To draw the next pixel you increment the Z-value by a per-pixel increment, which will be
DZ = (Z2 - Z1) / (x2 - x1)
Compare this Z-value with the z-value currently at pixel (x1+1, y). If the new value is greater, it replaces the old value. We also replace the color value at pixel (x1+1, y). The new color will be C1 + DC, where:
DC = (C2 - C1) / (x2 - x1)
We continue along the scan line, incrementing the Z-values by DZ, incrementing color values by DC, and replacing both whenever a new Z-value is greater than the Z-value currently in the buffer at that pixel.
The net effect of the Z-buffer is to draw the parts of a polygon that are in front of all other polygons. Thus it correctly renders polygons in depth, no matter what order they are inserted into the Z-buffer. The Z-buffer normally runs on a per-polygon basis. That is, it renders an entire polygon before starting on the next one.
It takes time to draw the polygons into a Z-buffer. To draw a complete frame, you have to start by clearing the buffer and setting all the color and Z-values to zero. That means every pixels starts black. You can now start drawing polygons, but it may take some time to get them all into the buffer, especially if you are operating near the limit of the buffer in polygons per second.
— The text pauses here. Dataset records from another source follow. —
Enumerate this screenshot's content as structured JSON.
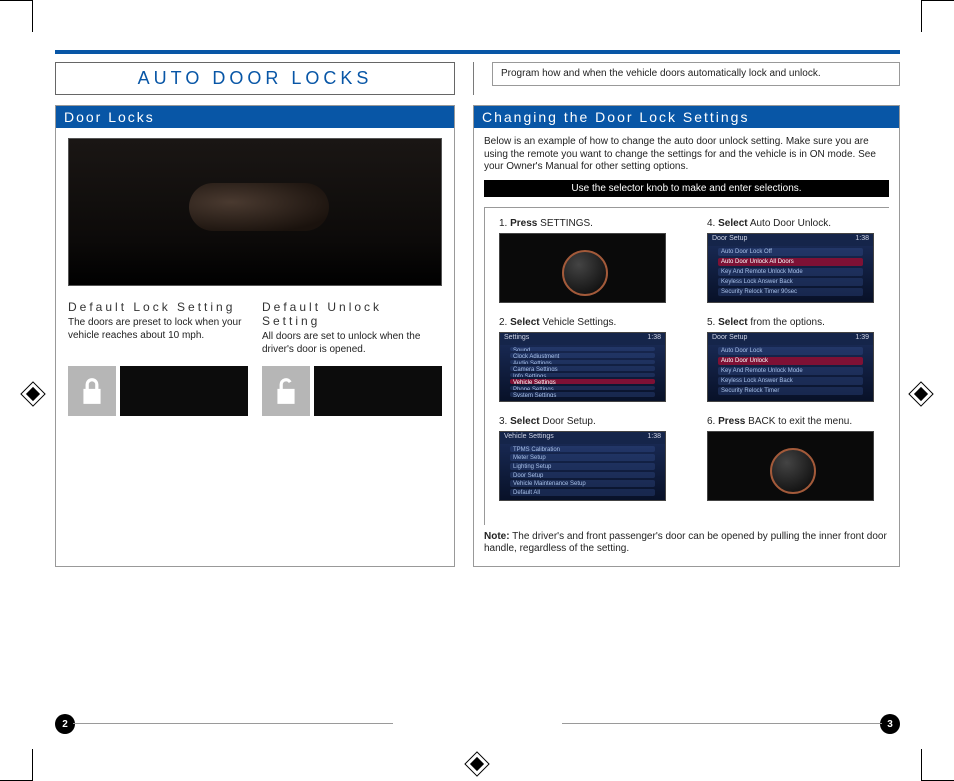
{
  "title": "AUTO DOOR LOCKS",
  "intro": "Program how and when the vehicle doors automatically lock and unlock.",
  "left": {
    "header": "Door Locks",
    "sub": [
      {
        "head": "Default Lock Setting",
        "text": "The doors are preset to lock when your vehicle reaches about 10 mph."
      },
      {
        "head": "Default Unlock Setting",
        "text": "All doors are set to unlock when the driver's door is opened."
      }
    ]
  },
  "right": {
    "header": "Changing the Door Lock Settings",
    "desc": "Below is an example of how to change the auto door unlock setting. Make sure you are using the remote you want to change the settings for and the vehicle is in ON mode. See your Owner's Manual for other setting options.",
    "bar": "Use the selector knob to make and enter selections.",
    "steps_left": [
      {
        "n": "1.",
        "b": "Press",
        "rest": " SETTINGS."
      },
      {
        "n": "2.",
        "b": "Select",
        "rest": " Vehicle Settings."
      },
      {
        "n": "3.",
        "b": "Select",
        "rest": " Door Setup."
      }
    ],
    "steps_right": [
      {
        "n": "4.",
        "b": "Select",
        "rest": " Auto Door Unlock."
      },
      {
        "n": "5.",
        "b": "Select",
        "rest": " from the options."
      },
      {
        "n": "6.",
        "b": "Press",
        "rest": " BACK to exit the menu."
      }
    ],
    "screens": {
      "s2": {
        "title": "Settings",
        "time": "1:38",
        "rows": [
          "Sound",
          "Clock Adjustment",
          "Audio Settings",
          "Camera Settings",
          "Info Settings",
          "Vehicle Settings",
          "Phone Settings",
          "System Settings"
        ],
        "sel": 5
      },
      "s3": {
        "title": "Vehicle Settings",
        "time": "1:38",
        "rows": [
          "TPMS Calibration",
          "Meter Setup",
          "Lighting Setup",
          "Door Setup",
          "Vehicle Maintenance Setup",
          "Default All"
        ],
        "sel": -1
      },
      "s4": {
        "title": "Door Setup",
        "time": "1:38",
        "rows": [
          "Auto Door Lock            Off",
          "Auto Door Unlock      All Doors",
          "Key And Remote Unlock Mode",
          "Keyless Lock Answer Back",
          "Security Relock Timer      90sec"
        ],
        "sel": 1
      },
      "s5": {
        "title": "Door Setup",
        "time": "1:39",
        "rows": [
          "Auto Door Lock",
          "Auto Door Unlock",
          "Key And Remote Unlock Mode",
          "Keyless Lock Answer Back",
          "Security Relock Timer"
        ],
        "sel": 1
      }
    },
    "note_b": "Note:",
    "note": " The driver's and front passenger's door can be opened by pulling the inner front door handle, regardless of the setting."
  },
  "page_left": "2",
  "page_right": "3"
}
During the time you are drawing the polygons, the graphics card is sending the buffer contents out a line at a time to the monitor. If you happen to output a line before all the polygons have been drawn onto it (very likely for the top lines), they will contain wrong colors.
To prevent these kinds of problems, double-buffering is usually used. In double buffering, there are two copies of the color array (and one Z-value array). One of the color buffers is designated as the write buffer, while the other is designated as the read buffer. The write buffer is used to do the scan conversion and polygon drawing as described above. The read buffer is used to read the lines out to the monitor. Once an entire frame has been read, we simply switch the read and write buffers. The read buffer now contains a complete new frame, so there is never a problem of bad contents.
Note that in this scheme, the displayed image is actually delayed by one frame from the frame being written into the buffer. This is normally not a big deal, but can become important in delay-sensitive applications such as head-mounted VR systems.